Site pictogram

Tips voor het rijden van lange afstanden op de motor

lange afstanden rijden met de motor

Ongetwijfeld leg jij als motorrijder wel eens lange afstanden af. Of je nou een dagje in Nederland wilt gaan toeren of op vakantie gaat. Hoe hou je dat het beste vol en hoe weet je wanneer je te lang aan het rijden bent? Hier zijn vijf handige tips op een rij. Het rijden van lange afstanden op de motor doe je vast niet iedere dag. Het is daarom belangrijk om je goed voor te bereiden op een lange motorrit. Het voordeel daarvan is dat je plezieriger rijdt en je bewaakt de veiligheid van jezelf en die van anderen.

#1. Kies de juiste motor

Een toermotor is niet perse gemaakt voor lange afstanden, maar zijn praktisch om veel bagage te kunnen meenemen. De meeste (Harley) motoren zijn prima geschikt om lange afstanden te rijden. Het gaat er met name om dat er gewicht in zit en dat de motor veel vermogen heeft waar je goed lange ritten mee kunt maken. Ook is het belangrijk dat je een goed zadel hebt. Als een zadel op het eerste gevoel hard aanvoelt, heb je een goed zadel te pakken. Wanneer je in een zadel wegzakt, ga je automatisch in een bepaalde houding zitten die je op den duur gaat opbreken.

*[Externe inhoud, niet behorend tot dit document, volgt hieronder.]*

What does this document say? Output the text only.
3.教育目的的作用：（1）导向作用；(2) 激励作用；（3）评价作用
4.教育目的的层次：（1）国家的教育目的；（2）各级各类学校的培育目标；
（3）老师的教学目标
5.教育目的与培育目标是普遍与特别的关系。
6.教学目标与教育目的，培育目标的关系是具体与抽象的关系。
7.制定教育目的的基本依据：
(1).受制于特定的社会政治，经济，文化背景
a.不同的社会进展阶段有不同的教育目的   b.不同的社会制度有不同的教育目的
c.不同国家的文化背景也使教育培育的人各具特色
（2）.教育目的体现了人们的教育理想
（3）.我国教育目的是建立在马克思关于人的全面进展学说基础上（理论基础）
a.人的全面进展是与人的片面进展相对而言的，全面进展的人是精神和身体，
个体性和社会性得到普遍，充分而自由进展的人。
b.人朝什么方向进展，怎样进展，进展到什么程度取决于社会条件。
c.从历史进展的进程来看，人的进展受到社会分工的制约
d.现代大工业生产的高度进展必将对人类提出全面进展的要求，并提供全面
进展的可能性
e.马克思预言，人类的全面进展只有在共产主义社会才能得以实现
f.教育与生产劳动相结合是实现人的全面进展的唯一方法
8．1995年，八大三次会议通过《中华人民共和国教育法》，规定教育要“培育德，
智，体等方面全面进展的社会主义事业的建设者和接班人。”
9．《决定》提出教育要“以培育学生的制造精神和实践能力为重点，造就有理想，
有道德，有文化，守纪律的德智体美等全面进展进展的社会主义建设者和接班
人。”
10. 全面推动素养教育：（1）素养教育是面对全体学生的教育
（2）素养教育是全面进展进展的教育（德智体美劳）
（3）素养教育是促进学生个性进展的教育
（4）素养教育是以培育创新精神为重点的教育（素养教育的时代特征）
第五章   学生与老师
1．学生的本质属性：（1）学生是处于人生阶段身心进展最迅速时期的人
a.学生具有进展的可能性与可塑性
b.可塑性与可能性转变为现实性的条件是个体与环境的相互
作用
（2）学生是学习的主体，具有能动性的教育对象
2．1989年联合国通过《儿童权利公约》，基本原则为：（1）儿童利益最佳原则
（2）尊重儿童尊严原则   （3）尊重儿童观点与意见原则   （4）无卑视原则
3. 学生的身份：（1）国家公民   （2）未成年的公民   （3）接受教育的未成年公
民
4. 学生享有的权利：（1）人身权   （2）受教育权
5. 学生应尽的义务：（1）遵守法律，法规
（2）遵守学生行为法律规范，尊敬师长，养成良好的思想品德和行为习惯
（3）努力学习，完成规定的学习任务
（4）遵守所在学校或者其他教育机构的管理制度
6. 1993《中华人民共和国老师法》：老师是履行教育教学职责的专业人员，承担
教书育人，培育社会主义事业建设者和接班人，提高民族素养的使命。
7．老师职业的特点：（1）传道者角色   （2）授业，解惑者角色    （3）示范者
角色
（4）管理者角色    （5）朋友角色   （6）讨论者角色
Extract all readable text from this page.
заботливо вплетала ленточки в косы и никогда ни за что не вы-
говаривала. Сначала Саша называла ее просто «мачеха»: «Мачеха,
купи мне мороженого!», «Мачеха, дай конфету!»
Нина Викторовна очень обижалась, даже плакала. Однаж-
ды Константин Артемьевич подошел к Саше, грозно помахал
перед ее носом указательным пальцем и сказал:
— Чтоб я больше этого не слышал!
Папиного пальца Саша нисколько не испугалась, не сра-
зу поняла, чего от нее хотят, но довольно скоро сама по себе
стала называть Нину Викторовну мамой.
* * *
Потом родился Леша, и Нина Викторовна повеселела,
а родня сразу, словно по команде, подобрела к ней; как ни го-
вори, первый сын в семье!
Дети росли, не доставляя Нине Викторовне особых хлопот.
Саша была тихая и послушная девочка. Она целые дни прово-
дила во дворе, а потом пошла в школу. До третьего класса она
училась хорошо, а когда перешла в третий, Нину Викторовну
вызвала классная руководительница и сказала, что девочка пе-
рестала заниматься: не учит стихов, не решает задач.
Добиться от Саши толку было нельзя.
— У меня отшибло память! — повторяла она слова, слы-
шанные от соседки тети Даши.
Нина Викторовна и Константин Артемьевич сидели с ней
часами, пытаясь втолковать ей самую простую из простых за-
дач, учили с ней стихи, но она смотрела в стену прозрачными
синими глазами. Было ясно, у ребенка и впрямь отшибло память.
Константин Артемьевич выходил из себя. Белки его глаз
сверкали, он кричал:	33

#2. Zorg voor een goede voorbereiding

Voor een goede voorbereiding heb je oordopjes nodig. Tijdens de lange afstanden kun je last krijgen van het geluid van de rijwind. Dus niet perse van het geluid van je motor. Het gefluit van de wint kan zelfs je gehoor beschadigen als je je oren niet goed beschermt. Ook is het handig om je route vooraf uit te stippelen. De route kun je natuurlijk ook gemakkelijk in je GPS in typen, maar een papieren kaart heeft toch wel wat. Je vindt dan de mooiste weggetjes met veel bochten. Daarbij sla je de route op deze manier beter op. Verder is het verstandig om een goede Harley Davidson Jas aan te hebben of bij te hebben. Je weet maar nooit wat voor weer je aantreft in de verschillende landen.

#3. Neem regelmatig pauze

Door regelmatig pauze te nemen, is dat niet alleen goed voor jezelf maar ook voor andere verkeersdeelnemers. Je kunt dan wat eten, drinken, je benen strekken en je rust pakken. Als je moe begint te worden, is het tijd voor een pauze. Bij zo’n break neem je ongeveer 20 minuten rust per stop, waarbij je op die manier genoeg bent uitgerust om weer verder te gaan met je reis.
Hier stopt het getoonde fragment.